Я вспомнил о хересе.
– Собственно говоря, нет. Он мертв.
– Мертв, сэр?
– Да, я убил его.
– Не может быть, сэр!
– Хант, что нам делать с ним?
– Что ж, сэр, если он уже мертв, то нам мало что остается, верно? Помню джентльмена, который совершил самоубийство на этой лестнице. Яд. Кажется, это было в девяносто третьем или девяносто четвертом году. Приятный тихий джентльмен, когда был трезв. Однажды он сказал мне…
– Мне понравилась твоя речь, но я думаю, что она была немного «тяжеловесна». Как думаешь, что Бегнал имел в виду?
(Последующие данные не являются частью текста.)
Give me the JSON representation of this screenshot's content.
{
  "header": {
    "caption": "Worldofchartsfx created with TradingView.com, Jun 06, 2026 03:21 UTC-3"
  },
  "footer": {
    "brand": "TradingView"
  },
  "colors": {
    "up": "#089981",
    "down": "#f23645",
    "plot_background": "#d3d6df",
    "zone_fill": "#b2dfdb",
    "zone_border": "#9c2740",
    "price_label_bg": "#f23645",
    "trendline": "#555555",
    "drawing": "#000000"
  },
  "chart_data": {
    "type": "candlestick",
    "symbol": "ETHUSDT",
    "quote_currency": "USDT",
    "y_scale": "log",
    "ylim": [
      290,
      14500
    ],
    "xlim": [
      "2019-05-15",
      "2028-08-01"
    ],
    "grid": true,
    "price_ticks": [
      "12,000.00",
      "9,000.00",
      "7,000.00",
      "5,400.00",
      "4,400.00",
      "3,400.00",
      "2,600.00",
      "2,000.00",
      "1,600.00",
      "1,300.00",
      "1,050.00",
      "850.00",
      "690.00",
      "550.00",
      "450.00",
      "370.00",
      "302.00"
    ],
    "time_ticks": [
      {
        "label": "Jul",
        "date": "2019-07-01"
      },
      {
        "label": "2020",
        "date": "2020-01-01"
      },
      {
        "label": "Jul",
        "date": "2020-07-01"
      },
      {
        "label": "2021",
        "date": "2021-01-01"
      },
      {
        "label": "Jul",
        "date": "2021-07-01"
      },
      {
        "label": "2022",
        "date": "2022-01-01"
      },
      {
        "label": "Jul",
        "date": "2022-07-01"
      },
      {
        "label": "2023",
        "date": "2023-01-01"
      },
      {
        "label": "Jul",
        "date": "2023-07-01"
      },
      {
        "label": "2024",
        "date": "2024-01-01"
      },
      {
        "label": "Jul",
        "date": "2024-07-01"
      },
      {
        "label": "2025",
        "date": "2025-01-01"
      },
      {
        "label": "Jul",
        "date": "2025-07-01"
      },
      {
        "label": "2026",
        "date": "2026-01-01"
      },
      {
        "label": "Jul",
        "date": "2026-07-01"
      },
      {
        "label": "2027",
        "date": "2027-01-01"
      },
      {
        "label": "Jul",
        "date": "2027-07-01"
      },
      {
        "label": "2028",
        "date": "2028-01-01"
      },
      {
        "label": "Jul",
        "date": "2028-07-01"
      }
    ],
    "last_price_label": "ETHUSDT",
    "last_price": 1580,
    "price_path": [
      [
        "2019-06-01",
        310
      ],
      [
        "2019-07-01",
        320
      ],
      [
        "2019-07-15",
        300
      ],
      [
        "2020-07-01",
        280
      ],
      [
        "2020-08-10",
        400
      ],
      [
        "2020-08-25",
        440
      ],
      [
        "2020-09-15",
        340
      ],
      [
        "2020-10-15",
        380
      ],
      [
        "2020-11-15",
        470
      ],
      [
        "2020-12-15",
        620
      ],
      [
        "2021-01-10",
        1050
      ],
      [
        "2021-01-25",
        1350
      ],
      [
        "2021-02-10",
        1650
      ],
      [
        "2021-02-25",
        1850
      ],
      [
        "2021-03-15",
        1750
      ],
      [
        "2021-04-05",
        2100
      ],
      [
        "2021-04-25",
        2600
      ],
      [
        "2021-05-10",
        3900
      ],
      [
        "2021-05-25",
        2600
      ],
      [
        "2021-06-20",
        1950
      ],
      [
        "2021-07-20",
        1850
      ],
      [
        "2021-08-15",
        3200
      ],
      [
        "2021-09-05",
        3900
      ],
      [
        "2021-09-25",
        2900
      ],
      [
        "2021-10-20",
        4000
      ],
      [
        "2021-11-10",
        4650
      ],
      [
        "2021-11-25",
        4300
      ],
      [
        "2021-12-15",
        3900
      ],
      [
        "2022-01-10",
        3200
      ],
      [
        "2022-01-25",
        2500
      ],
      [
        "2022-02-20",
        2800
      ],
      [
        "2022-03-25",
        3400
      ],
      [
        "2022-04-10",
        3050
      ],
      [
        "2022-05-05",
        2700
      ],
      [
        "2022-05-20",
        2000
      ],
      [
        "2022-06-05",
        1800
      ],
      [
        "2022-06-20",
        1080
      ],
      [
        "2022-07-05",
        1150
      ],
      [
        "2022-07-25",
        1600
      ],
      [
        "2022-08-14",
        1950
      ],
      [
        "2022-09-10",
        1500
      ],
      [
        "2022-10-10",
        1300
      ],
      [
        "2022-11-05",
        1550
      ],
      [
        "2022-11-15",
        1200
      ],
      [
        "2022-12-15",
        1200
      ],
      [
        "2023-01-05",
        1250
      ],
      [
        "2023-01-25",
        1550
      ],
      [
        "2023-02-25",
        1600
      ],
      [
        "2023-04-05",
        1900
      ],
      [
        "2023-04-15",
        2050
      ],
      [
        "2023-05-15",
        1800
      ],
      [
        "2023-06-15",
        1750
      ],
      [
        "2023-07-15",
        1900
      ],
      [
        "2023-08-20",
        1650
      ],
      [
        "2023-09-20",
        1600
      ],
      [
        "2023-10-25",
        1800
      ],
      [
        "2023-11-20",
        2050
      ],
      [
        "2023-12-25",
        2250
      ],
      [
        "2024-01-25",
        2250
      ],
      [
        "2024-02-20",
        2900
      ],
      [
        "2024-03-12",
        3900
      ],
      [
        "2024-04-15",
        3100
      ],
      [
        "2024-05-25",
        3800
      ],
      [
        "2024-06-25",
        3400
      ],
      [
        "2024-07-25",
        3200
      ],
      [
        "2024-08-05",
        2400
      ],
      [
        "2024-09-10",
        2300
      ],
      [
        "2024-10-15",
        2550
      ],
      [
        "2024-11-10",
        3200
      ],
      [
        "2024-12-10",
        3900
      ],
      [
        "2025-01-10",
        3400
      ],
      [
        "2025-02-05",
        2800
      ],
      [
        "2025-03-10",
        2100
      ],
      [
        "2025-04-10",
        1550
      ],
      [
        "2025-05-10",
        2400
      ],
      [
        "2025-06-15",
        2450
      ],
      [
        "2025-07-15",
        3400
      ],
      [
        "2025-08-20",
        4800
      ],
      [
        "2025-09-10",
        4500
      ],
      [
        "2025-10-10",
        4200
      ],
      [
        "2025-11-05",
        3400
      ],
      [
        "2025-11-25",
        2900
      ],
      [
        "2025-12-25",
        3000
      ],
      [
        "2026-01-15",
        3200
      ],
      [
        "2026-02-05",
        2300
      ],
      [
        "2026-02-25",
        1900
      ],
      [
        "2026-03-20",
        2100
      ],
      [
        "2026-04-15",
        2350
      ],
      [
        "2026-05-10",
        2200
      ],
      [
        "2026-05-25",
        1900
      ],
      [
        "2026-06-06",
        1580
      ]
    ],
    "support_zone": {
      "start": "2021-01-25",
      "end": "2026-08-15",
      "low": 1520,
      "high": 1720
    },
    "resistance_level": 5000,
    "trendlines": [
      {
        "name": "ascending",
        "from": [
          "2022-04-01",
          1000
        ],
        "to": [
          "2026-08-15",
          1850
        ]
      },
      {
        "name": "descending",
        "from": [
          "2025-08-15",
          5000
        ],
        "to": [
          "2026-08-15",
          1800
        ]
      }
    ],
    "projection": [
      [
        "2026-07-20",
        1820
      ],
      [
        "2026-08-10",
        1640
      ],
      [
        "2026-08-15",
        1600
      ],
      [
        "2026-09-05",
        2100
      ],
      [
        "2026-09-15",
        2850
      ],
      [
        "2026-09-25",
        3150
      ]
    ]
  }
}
Это был голос Джереми. В голове у меня прояснилось. Мы все еще сидели у камина. Он по-прежнему говорил.
– …Скэйф сказал…
В семь часов Джереми поднялся.
– Не буду тебя задерживать, ты же собирался принять ванну. Не забудь спросить Ричарда про ланч во вторник, хорошо? Ой, Ивлин, если ты знаешь того, кто пишет для «Айсис» репортажи о Союзе, не мог бы ты попросить его в этот раз отозваться обо мне снисходительно?
Я попытался представить, что однажды буду гордиться знакомством с Джереми. А пока…
Антоний, который искал утраченное
Революция пришла в Сан-Ромейро поздно и внезапно. Говорили, что провозгласил ее Казарин – журналист, получивший образование в Париже. Гонцы доставили ему вести, что венские студенты изгнали князя Меттерниха и, возможно, убили его, что Ломбардия охвачена восстанием, что папа бежал, а с ним все его кардиналы. Рыбаки с побережья принесли другие байки: о том, как чужеземцы пытали мужчин и женщин в Венеции, и об ужасах, творившихся в Неаполе. А еще о том, как после бегства папы из Рима все колонны собора Святого Петра содрогнулись. Многие крестьяне божились, что все это дело рук императора Наполеона, поскольку не знали, что он уже умер.
Так или этак, но революция нагрянула в Сан-Ромейро, и Казарин вместе с народом в самый разгар дня пришли к герцогскому дворцу и кричали. Казарин кричал о свободе, а народ кричал об отмене пошлины на оливки. Затем поползли слухи, что герцог вместе с семьей тайно покинул дворец. Поэтому народ разбил железные ворота, привезенные дедом герцога из самого Милана, и ворвался во дворец. Там он нашел лишь горстку совсем молодых солдат и, поскольку те оказались не склонными к сопротивлению, убил их. А затем, раздухарившись от собственной удали, народ стал искать, чем бы еще заняться. Кто-то крикнул: «Айда в Крепость!» – потому что Крепость была тюрьмой и у каждого имелся близкий родственник, заключенный туда за какое-нибудь преступление или по глупости.
Тогда Казарин вспомнил, что вот уже десять лет в Крепости томится граф Антоний со своей госпожой. Но когда люди сломали замки и отворили темницы, то нашли там множество должников, воров и одну бедную помешанную, которая величала себя Царицей Небесной. И ни следа графа Антония или его госпожи.
И вот вам история Антония, коего друзья прозвали «Антоний, который искал утраченное». Казарин, получивший образование в Париже, составил ее отчасти из того, что знал сам, а отчасти из того, что рассказал ему тюремный надзиратель.